Hill revels in Succubus's campy exploitation film genre. A wonderful little oh-so-1960s dance number in the middle of the show clarifies everyone's relationships and their motives. Cheesy character traits (like The Wife's erotic attraction to knives and elephants) and dialogue abound: when one of the women admits that she's inexplicably 155 years old, one of the men responds, "Good—I like older women." And Hill's decision to have the porn actors lip-synch something other than the audio track (perhaps their lines in a different language, I'm guessing) makes them even more mysteriously exotic.
At the Mountains of Slumberland is a different animal altogether. Hill takes Little Nemo, the comic strip brainchild of pioneering cartoonist and animator Winsor McCay, and plunges him into an H.P. Lovecraft netherworld of pale faces, sphinxes, and ghastly menace. Guided by the kindly intellectual, Randolph Carter, Nemo must navigate this perilous slumberland to find his way back to the world of the waking.
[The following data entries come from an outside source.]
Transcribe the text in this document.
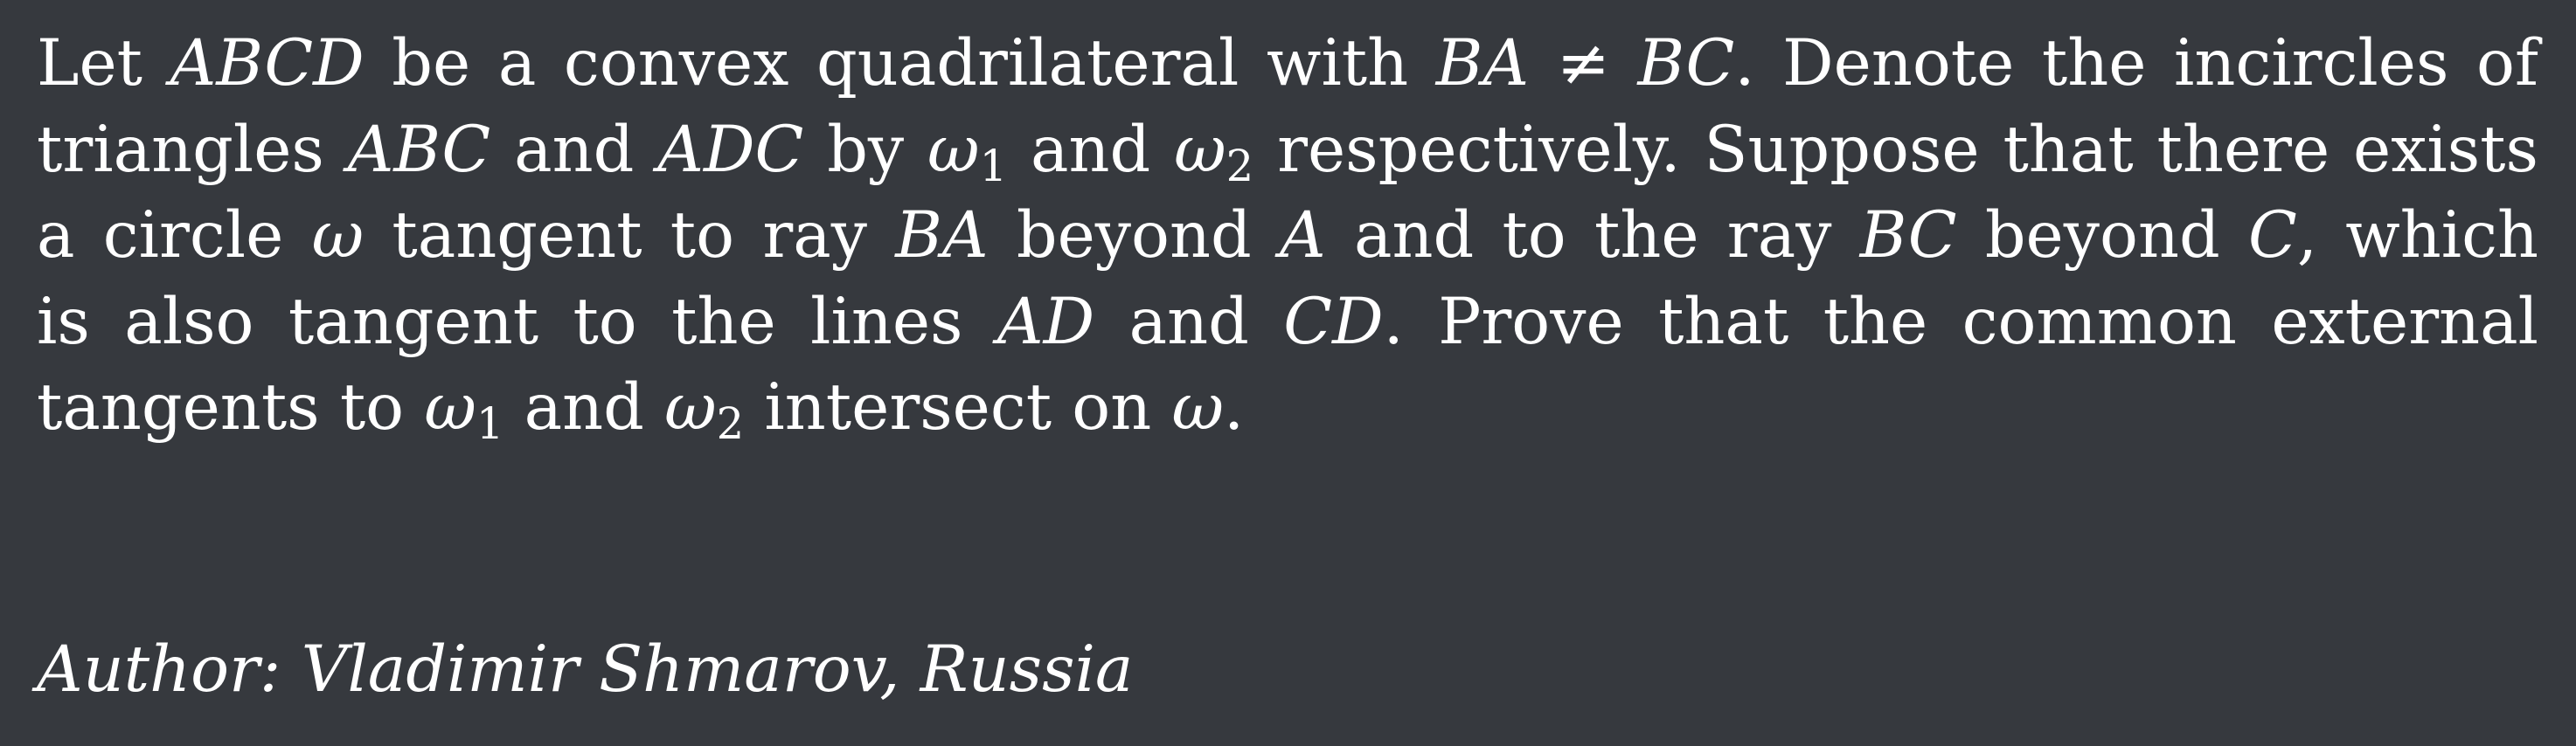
Let ABCD be a convex quadrilateral with BA ≠ BC. Denote the incircles of
triangles ABC and ADC by $\omega_1$ and $\omega_2$ respectively. Suppose that there exists
a circle ω tangent to ray BA beyond A and to the ray BC beyond C, which
is also tangent to the lines AD and CD. Prove that the common external
tangents to $\omega_1$ and $\omega_2$ intersect on ω.

Author: Vladimir Shmarov, Russia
Slumberland retains the overdubbed dialogue device of Succubus, but does its own thing. Attempting to emulate the format of comic book paneling, Hill stages the play as an extended series of tableaus in which the characters pose while the dialogue plays over them as voiceover. One of Slumberland's conceits is Hill's choice that none of the characters ever actually move their mouths when they're talking (except, in one or two instances, for Nemo). This device is executed admirably by Hill and his company, evoking the living comic book effect I assume he's aiming for. However, it also makes it easy for viewers to sometimes tune out: since there's nothing really happening on stage (at least, not in a conventional sense), the audience must double their focus on the voiceovers since that, for all intents and purposes, is where the acting happens. Theatergoers not used to such unorthodox techniques may have a tough go of it, but those who are willing to meet Slumberland on its own terms will be very glad they did.
I must also add that Slumberland is one of the most visually stunning productions I've seen in a while. Hill creates a haunting collage of stage pictures that go a long way towards communicating his theme (the influence of dreams on art and vice versa). Clad in black clothes and whiteface makeup, the actors slide into one striking image after another, illuminated only by the production's sinister and cold lighting design. A monster/demon that chases Nemo throughout—created simply by several of the actors throwing a black veil over themselves—is especially creepy.
The entire cast—Amy Liszka, Peter Bean, Art Wallace, Bryan Enk, Gyda Arber, Aaron Baker, Linda Blackstock, and Sammy Tunis—does remarkable work with both the physical and thematic demands of the play, and the co-design by Hill and Berit Johnson is inventively spooky.
Hill has taken over the Brick Theater for the entire month of August, during which he will run the other half of his sprawlingly ambitious NECROPOLIS Series (the spectacular film noir pastiche, World Gone Wrong/Worth Gun Willed) in repertory with Kiss Me, Succubus & At the Mountains of Slumberland. For theatre-goers who have never experienced the inventive and uncompromising work of this veteran indie auteur, I can't think of a better time to do so than right now.